Sta riemergendo in Italia una voglia crescente di reagire al declino industriale. Ne è sintomo, per esempio, il tema di un prossimo convegno di Confindustria: contro la cultura del declino. Era ora: l’Italia è in fase di deindustrializzazione ed in crisi competitiva da decenni, ma è ancora tanto economicamente vitale da poter puntare ad una ri-industrializzazione ambiziosa in tempi ragionevoli. La ricostruzione dell’ottimismo, tuttavia, ha bisogno di essere riempita da un lucido realismo che indichi cosa non funzioni e vada cambiato nel modello del capitalismo italiano. Tento qui un promemoria semplificato dei punti essenziali.
Una parte della necessaria revisione del modello riguarda la riduzione dei pesi politici che soffocano l’attività economica. Questo aspetto è noto e si traduce nella sintesi: meno tasse, il prima possibile, più flessibilità nel mercato del lavoro e meno costi di origine burocratica. Così come è noto il problema prioritario da risolvere per rendere possibile la riduzione dei carichi fiscali: abbassare i costi per inefficienza dello Stato e dei servizi statali e rendere sostenibili gli impegni della spesa pubblica. Tale materia vede uno scontro sociale in atto tra chi non vuole le riforme di efficienza e chi le ritiene irrimandabili. Ed il sistema è bloccato. Per sbloccarlo c’è un solo modo: prendere il coraggio a due mani e far valere una maggioranza parlamentare che ha preso un impegno riformatore. Giustificato, indipendentemente dalle credenze di sinistra o di destra da un fatto realistico: se il modello politico non cambia nella direzione detta non sarà possibile la ri-industrializzazione competitiva del Paese. E’ un dato tecnico, senza tema di smentite.
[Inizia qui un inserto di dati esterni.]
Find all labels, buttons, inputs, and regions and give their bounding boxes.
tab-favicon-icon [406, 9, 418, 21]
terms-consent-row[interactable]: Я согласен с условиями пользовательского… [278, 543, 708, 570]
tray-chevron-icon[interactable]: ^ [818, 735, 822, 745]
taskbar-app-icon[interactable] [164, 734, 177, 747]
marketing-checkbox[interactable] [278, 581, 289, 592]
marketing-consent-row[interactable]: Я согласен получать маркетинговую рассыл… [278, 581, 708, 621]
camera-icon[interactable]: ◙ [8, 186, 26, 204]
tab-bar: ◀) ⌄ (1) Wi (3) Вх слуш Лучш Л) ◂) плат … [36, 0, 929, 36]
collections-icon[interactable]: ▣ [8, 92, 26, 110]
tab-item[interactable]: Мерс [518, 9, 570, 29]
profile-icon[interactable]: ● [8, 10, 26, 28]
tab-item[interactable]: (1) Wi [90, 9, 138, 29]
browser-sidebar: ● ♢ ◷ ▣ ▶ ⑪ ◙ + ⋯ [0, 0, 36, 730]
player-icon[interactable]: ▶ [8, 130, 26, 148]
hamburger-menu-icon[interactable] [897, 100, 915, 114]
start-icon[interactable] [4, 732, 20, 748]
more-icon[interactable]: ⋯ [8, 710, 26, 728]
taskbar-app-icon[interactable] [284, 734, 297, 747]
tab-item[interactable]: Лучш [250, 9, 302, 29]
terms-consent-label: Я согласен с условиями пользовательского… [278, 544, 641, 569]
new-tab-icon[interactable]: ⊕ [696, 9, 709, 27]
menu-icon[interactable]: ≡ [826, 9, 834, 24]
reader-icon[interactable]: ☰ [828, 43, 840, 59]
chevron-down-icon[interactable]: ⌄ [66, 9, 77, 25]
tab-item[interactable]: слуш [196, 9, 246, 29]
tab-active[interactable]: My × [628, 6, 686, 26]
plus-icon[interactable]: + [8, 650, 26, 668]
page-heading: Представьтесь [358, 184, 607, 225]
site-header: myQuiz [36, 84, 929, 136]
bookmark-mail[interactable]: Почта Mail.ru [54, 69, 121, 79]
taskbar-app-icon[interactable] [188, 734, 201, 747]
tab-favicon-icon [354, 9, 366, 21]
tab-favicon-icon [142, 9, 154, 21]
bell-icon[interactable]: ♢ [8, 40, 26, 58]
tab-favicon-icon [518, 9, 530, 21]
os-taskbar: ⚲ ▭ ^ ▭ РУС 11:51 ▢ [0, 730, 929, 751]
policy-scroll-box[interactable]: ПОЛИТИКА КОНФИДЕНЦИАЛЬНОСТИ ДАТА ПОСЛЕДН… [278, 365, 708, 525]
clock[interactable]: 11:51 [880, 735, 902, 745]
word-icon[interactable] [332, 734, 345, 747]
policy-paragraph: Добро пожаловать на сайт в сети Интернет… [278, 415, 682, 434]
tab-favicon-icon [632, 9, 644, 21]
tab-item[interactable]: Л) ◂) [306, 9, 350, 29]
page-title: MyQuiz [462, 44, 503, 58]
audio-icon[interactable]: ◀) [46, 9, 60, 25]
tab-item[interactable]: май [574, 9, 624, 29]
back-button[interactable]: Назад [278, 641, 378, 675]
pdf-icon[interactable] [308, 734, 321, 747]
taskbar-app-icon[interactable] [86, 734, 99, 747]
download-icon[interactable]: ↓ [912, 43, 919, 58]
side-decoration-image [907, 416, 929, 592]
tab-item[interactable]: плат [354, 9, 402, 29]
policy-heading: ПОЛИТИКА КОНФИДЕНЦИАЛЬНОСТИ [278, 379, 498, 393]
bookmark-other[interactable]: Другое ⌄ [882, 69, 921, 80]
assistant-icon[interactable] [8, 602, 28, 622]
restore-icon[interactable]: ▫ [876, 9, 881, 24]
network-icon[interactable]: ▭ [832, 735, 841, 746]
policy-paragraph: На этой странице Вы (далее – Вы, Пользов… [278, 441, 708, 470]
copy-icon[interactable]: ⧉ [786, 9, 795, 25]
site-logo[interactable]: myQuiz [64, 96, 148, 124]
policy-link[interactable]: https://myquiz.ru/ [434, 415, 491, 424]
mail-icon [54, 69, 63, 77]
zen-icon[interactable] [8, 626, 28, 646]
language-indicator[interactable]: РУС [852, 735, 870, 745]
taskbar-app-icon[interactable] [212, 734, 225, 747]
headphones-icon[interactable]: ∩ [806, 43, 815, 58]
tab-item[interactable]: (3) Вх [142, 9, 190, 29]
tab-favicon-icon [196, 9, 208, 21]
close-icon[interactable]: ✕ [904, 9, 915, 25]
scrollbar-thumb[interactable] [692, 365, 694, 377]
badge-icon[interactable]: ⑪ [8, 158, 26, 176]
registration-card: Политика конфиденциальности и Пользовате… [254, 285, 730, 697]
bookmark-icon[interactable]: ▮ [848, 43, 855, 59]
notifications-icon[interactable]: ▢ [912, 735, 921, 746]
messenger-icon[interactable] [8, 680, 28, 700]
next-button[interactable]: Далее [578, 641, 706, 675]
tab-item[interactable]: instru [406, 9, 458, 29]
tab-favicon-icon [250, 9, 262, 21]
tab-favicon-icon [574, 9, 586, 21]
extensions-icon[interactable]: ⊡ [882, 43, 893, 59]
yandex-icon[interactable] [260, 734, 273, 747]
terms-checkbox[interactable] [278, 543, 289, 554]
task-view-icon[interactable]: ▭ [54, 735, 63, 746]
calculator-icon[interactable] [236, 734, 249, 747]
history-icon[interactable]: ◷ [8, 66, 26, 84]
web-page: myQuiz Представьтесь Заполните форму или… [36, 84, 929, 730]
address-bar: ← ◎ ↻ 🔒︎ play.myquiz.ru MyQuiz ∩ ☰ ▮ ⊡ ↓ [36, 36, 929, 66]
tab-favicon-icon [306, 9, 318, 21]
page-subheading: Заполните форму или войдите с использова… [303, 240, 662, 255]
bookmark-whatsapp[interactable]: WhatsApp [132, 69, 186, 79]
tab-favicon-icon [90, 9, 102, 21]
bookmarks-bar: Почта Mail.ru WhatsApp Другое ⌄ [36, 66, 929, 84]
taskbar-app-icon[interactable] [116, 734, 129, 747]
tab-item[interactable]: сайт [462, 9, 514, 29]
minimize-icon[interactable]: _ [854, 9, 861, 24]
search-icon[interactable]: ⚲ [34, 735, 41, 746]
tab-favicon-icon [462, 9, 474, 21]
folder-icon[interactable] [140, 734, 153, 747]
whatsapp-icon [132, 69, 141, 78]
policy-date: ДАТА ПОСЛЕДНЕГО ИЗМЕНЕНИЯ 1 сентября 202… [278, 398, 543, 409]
Ma questo è uno dei tanti problemi di modello e non l’unico. Il secondo, tra quelli più importanti riguarda, la capitalizzazione delle imprese. L’Italia è un sistema “bancocentrico”. Vuol dire che prevale il capitale fornito all’imprenditore senza voler – e poter - partecipare al rischio di impresa. Per far crescere nuove imprese e rendere più grandi le piccole ci vuole uno strumento attraverso il quale il capitale possa rischiare con l’imprenditore: sono i fondi di investimento, pochi e sottodimensionati da noi. La soluzione è quella di modificare tutte quelle leggi, regolamenti e situazioni che ne impediscono lo sviluppo. Si può fare con relativa facilità, il dibattito dovrebbe concentrarsi sul come. Qui, solo una pennellata, va sottolineato che la rinascita della grande impresa in Italia dipende principalmente da tale riforma delle fonti di capitale: più risorse di rischio più imprese e più grandi.
Dipende anche dalla disponibilità di tecnologia e dal costo per ottenerla. La legislazione si è finalmente orientata verso la facilitazione dell’integrazione tra università ed imprese. Ma questa svolta deve essere ancora riempita da un adeguamento culturale sia dei ricercatori sia degli imprenditori. Chi ha dubbi pensi a come è nata, per esempio, Microsoft: una buona idea presa in una ottima università e sviluppata in un garage è poi diventata la più grande azienda del pianeta. Basta mettere su carta le condizioni di sistema che hanno favorito questa e tante altre avventure simili e compararle con le nostre. La buona notizia è che potremmo ottenerle anche noi. La brutta è che ce ne una sola – ottimo capitale umano – le altre ancora non realizzate: sul piano universitario, su quello del capitale che finanzia le invenzioni, ecc.
Lo spazio è finito, ma l’idea è chiara: il nuovo modello del capitalismo italiano dovrà emergere da una modifica sia stimolativa sia correttiva delle regole economiche, del ciclo del capitale e della tecnologia. Se il primo punto è ostacolato dal dissenso, almeno cominciamo dagli altri due che richiedono solo più modernità. Si può fare, primavera.